You have to hand it to the Duke of Edinburgh. At 90, he is still as incisive as ever. Once again, the Royal family has articulated what ordinary people, without the ear of the media, have long felt. His son might have called the wind farms that are besmirching our mountains and waving their giant arms inanely out at sea “a monstrous carbuncle”. Prince Philip chose “disgrace”. So they are. The politicians who foisted them upon us should be put in the stocks.
Wind farms are Blairism incarnate. Wanting to look big on the international stage, he committed Britain to some preposterously over-ambitious targets for reducing our greenhouse gas emissions. As ever, this was glittering, shop-window stuff, the bill for which would somehow be obfuscated by the dour Scot in accounts. After due nail-biting, Brown came up with a system so convoluted that most people have only just realised that the person who ultimately pays is the consumer.
We are all generously subsidising the wind farms which many of us hate through our electricity bills. Why? Because unlike other forms of renewable energy, which would have required the Treasury to build huge civil engineering projects, the cost could be met through a trade in Renewable Obligations Certificates (ROCs). It works like this. Power companies are required by law to provide a proportion of green energy and if they don’t meet the target, they are fined. But they can avoid the fine if they buy-in green energy credits, which are traded in the shape of ROCs.
The money from selling ROCs is far more attractive to the wind farm speculators than the value of the energy itself. The power companies simply pass on the cost to the poor sap who buys their electricity. It’s Machiavellian. Worse, it’s Brownian – and, as the Duke says, a disgrace. But from the Blairite shallows, it was much better than having to confront a decision that might have incurred short-term unpopularity, but is all but inevitable for our future energy security: the building of more nuclear power stations.
Of course, in the boom times, when the economy was growing, this green indulgence might have been like that extra chocolate you shouldn’t have; nobody would notice it when the suit had been let out. We have now found that the waist band isn’t infinitely elastic. But just as belts are being tightened, green energy has bloated our bills by, as Lord Marland from the Department of Energy and Climate Change revealed in the House of Lords last month, a whopping £7.1 billion. Think how many libraries that would keep open. It is due to get worse. According to the Renewable Energy Foundation, whose sums have so far proved accurate, that figure will have risen to some £40 billion by 2020 – that’s between £6 billion and £8 billion a year; nearly all of it taken by wind.

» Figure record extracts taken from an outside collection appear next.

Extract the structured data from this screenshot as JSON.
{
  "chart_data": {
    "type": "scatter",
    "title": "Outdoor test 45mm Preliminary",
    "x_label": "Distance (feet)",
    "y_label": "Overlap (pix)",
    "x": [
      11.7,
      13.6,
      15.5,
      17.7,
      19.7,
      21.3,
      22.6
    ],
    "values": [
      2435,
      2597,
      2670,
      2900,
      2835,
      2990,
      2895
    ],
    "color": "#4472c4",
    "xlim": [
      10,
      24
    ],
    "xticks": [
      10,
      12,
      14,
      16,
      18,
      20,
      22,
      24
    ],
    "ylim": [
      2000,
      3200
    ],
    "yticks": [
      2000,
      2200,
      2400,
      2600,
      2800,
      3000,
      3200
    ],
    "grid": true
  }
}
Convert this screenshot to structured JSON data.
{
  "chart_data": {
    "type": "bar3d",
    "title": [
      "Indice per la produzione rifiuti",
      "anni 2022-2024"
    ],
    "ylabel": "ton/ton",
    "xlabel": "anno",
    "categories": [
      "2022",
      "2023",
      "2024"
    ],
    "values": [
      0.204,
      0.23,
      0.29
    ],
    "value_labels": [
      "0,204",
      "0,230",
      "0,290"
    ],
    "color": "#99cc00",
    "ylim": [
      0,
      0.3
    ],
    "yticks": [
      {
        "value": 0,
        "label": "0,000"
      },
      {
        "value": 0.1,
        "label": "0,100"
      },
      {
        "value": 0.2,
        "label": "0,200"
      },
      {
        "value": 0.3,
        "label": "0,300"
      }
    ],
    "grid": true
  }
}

I’m not the first person to have noticed that wind farms only generate electricity when the wind is blowing. On a freezing day, when the country turns up its electric blanket, the ear hearkens to what Robert Bridges called “the stillness of the solemn air”. No wind. However many turbines bristle on Welsh mountain tops or pylons stride through the Great Glen, we’ll only be tickling the nose of our energy crisis. We’re missing those targets to reduce emissions by a country mile. Yet as the winter progresses, life for some of the poorest members of society will become more difficult because of it. Food and fuel are going up in price, fuel by more than it need do because of those wretched wind farms.
We all know about David Cameron’s green instincts: he paraded them before the election as part of the campaign to convince voters that the Tories weren’t simply driven by the bottom line. He even put a windmill on his London chimney, even though there is not enough wind in cities. Now he should go and see that Meryl Streep film, and remind himself of the great lesson that Mrs Thatcher taught us: subsidies for industry don’t work.

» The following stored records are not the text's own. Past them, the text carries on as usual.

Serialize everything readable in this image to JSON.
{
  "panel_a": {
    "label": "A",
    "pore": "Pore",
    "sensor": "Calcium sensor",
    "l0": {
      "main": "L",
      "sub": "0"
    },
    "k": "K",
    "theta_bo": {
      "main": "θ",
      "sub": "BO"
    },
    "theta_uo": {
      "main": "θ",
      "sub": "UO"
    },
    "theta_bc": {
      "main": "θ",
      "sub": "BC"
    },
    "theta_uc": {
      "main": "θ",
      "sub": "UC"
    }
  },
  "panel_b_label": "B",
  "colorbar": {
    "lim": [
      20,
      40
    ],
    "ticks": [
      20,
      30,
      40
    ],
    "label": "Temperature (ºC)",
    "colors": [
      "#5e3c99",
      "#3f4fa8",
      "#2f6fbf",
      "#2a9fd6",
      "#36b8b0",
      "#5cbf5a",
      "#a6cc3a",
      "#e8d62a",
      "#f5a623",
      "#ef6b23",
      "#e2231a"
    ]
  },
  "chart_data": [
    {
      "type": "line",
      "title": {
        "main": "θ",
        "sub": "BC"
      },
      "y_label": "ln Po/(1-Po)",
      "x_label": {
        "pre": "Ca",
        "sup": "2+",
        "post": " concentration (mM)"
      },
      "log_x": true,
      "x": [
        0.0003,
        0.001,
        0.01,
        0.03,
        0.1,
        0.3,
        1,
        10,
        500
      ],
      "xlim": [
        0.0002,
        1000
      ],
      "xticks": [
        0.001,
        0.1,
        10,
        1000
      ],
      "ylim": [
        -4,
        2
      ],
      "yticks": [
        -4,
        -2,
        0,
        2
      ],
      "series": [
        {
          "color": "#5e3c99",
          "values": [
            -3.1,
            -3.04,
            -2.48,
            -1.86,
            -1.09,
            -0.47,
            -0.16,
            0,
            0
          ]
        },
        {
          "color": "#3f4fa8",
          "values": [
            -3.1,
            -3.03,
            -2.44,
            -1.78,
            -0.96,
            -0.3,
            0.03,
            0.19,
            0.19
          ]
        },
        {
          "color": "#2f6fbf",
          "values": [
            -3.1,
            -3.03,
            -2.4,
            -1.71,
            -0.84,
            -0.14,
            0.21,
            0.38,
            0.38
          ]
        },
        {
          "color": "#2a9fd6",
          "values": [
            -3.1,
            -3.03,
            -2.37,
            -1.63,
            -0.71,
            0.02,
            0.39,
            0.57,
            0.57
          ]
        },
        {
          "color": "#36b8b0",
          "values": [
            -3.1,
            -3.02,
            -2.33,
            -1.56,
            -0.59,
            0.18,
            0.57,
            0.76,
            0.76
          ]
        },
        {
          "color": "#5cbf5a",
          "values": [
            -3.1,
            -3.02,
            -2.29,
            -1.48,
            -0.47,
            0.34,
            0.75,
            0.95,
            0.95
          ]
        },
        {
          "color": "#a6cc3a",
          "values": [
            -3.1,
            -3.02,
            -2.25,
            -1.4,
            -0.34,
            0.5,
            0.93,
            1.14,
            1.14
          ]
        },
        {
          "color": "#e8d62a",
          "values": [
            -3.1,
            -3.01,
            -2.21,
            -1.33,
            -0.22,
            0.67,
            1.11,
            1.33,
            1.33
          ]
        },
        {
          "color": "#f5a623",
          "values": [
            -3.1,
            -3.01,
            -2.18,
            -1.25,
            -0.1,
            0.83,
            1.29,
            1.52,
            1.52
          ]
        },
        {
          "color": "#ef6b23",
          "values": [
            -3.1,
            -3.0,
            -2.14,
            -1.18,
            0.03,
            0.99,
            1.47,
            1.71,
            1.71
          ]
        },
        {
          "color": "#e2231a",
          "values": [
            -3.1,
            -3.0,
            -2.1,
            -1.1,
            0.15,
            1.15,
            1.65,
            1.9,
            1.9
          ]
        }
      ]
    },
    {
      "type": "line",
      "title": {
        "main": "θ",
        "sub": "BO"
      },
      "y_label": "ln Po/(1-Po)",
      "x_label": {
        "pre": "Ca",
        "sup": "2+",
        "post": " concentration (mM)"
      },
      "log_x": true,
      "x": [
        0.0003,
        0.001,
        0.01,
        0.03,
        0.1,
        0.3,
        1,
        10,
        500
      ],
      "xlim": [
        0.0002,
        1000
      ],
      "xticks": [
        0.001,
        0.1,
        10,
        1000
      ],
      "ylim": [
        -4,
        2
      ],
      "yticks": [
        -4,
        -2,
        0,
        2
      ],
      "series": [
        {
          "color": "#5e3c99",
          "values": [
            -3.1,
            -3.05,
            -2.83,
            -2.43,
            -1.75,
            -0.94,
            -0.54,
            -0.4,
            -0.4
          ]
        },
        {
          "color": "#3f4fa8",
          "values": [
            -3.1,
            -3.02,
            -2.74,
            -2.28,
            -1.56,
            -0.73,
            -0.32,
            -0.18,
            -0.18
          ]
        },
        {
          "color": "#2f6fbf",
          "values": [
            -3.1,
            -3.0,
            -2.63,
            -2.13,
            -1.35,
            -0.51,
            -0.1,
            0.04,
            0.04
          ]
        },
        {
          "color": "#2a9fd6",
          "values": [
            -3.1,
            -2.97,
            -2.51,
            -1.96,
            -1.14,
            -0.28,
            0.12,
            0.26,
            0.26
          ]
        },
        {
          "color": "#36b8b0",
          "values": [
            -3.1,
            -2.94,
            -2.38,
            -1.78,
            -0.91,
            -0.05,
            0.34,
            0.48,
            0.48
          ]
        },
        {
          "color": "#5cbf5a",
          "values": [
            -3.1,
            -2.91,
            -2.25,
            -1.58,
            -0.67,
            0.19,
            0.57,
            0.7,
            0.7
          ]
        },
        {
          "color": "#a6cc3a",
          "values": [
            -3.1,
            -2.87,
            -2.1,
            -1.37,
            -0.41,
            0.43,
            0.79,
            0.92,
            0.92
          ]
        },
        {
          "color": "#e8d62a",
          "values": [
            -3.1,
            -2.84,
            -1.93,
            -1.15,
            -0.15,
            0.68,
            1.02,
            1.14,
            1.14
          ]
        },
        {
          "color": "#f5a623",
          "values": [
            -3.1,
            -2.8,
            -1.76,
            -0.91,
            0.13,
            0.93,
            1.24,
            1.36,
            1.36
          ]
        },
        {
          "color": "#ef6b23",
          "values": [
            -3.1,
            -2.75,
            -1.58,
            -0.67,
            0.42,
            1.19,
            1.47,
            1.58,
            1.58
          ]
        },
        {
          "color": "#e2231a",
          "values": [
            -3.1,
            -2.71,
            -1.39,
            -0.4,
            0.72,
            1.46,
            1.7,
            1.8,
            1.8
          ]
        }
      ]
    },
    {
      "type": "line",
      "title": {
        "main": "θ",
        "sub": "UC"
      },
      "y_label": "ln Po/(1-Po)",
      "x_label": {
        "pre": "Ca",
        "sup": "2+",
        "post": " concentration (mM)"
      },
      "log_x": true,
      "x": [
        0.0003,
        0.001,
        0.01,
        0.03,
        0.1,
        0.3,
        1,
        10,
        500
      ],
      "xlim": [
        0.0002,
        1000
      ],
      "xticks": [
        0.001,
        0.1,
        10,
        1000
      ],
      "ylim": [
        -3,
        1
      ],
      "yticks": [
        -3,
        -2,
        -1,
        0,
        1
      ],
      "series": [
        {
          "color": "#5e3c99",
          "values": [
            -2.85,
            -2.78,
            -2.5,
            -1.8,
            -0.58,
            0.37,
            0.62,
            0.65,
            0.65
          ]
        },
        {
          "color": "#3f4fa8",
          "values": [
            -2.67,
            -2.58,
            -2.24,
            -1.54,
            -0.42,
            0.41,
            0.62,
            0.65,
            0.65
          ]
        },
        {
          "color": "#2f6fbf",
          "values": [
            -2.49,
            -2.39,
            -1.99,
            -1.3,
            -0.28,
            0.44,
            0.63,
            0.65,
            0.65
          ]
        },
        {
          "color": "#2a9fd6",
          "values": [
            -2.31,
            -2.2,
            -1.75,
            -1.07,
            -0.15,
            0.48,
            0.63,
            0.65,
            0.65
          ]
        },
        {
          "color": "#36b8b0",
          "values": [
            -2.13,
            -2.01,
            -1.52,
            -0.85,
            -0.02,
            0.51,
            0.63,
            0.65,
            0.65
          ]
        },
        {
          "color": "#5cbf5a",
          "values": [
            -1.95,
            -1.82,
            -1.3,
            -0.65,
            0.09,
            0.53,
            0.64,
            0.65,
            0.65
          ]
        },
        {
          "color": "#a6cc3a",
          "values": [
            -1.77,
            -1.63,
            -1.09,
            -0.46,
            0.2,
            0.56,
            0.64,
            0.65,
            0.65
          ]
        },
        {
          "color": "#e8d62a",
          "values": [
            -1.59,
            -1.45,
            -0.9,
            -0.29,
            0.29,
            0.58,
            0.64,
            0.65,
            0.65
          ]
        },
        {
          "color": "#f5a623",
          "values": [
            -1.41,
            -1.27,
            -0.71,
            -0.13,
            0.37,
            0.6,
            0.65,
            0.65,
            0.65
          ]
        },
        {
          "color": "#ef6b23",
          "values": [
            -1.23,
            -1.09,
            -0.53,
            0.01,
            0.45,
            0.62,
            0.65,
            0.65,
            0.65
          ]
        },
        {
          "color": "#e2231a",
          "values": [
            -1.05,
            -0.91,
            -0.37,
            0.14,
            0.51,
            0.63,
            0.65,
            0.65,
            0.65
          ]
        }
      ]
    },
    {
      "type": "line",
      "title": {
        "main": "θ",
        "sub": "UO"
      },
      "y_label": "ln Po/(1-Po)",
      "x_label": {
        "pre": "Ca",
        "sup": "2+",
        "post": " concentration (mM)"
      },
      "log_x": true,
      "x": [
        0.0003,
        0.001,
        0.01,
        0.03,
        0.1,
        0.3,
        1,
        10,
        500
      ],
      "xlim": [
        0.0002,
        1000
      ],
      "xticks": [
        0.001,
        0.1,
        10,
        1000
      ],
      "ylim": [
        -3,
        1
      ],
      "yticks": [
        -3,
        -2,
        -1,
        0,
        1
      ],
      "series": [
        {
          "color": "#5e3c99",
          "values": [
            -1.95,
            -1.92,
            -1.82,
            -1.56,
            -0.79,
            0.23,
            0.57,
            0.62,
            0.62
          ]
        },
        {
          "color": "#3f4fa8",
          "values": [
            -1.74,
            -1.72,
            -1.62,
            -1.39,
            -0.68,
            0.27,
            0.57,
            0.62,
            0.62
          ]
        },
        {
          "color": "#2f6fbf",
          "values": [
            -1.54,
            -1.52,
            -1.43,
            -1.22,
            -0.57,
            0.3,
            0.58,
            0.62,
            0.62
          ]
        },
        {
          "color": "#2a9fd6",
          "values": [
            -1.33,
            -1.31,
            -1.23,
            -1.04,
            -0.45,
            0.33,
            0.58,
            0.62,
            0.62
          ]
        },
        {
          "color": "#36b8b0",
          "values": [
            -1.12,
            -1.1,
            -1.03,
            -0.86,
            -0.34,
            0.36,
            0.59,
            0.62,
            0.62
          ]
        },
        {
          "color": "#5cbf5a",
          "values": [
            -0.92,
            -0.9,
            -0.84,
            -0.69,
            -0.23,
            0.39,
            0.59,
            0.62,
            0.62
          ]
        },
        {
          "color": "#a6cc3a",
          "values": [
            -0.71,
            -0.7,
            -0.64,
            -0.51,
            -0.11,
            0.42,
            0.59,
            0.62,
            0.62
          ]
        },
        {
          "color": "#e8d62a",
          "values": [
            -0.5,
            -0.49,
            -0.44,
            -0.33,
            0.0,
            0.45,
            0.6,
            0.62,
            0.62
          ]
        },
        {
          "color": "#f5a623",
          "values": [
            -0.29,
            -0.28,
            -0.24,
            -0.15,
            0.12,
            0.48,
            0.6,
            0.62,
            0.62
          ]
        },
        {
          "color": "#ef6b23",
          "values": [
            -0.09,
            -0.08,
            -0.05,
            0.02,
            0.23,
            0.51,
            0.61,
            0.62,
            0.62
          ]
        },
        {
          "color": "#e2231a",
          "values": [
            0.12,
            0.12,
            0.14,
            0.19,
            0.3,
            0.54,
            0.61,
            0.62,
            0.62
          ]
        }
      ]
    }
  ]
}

We need more research into renewables, to find technologies that will work. But no form of green energy except nuclear is ready to take over from present sources of production. As fossil fuel prices rise, entrepreneurs will find ways of producing energy more cheaply. Wind farms are the modern British Leyland; the Government tried to pick a winner, but picked wrong.
Throw them out. Throw out the windmonger in chief, Energy Secretary Chris Huhne, and leave it to the money men. Green MP Caroline Lucas may instinctively defend the interests of people rich enough to put solar panels on their roofs against those of the lowly consumers who have to pay to subsidise them, but the Treasury is, quite rightly, reducing the feed-in tariff for solar panels.
Less attention has been attracted by the intention to reduce subsidies for wind. Not by very much, mind you, and not by enough; but sufficient to send a signal to would-be investors that this rash, fierce blaze of riot cannot last. We can’t go on wrecking the landscape and spending money we don’t have. As the Admiral would have said in Mary Poppins, heavy weather is brewing for wind farms. It can’t arrive a moment too soon.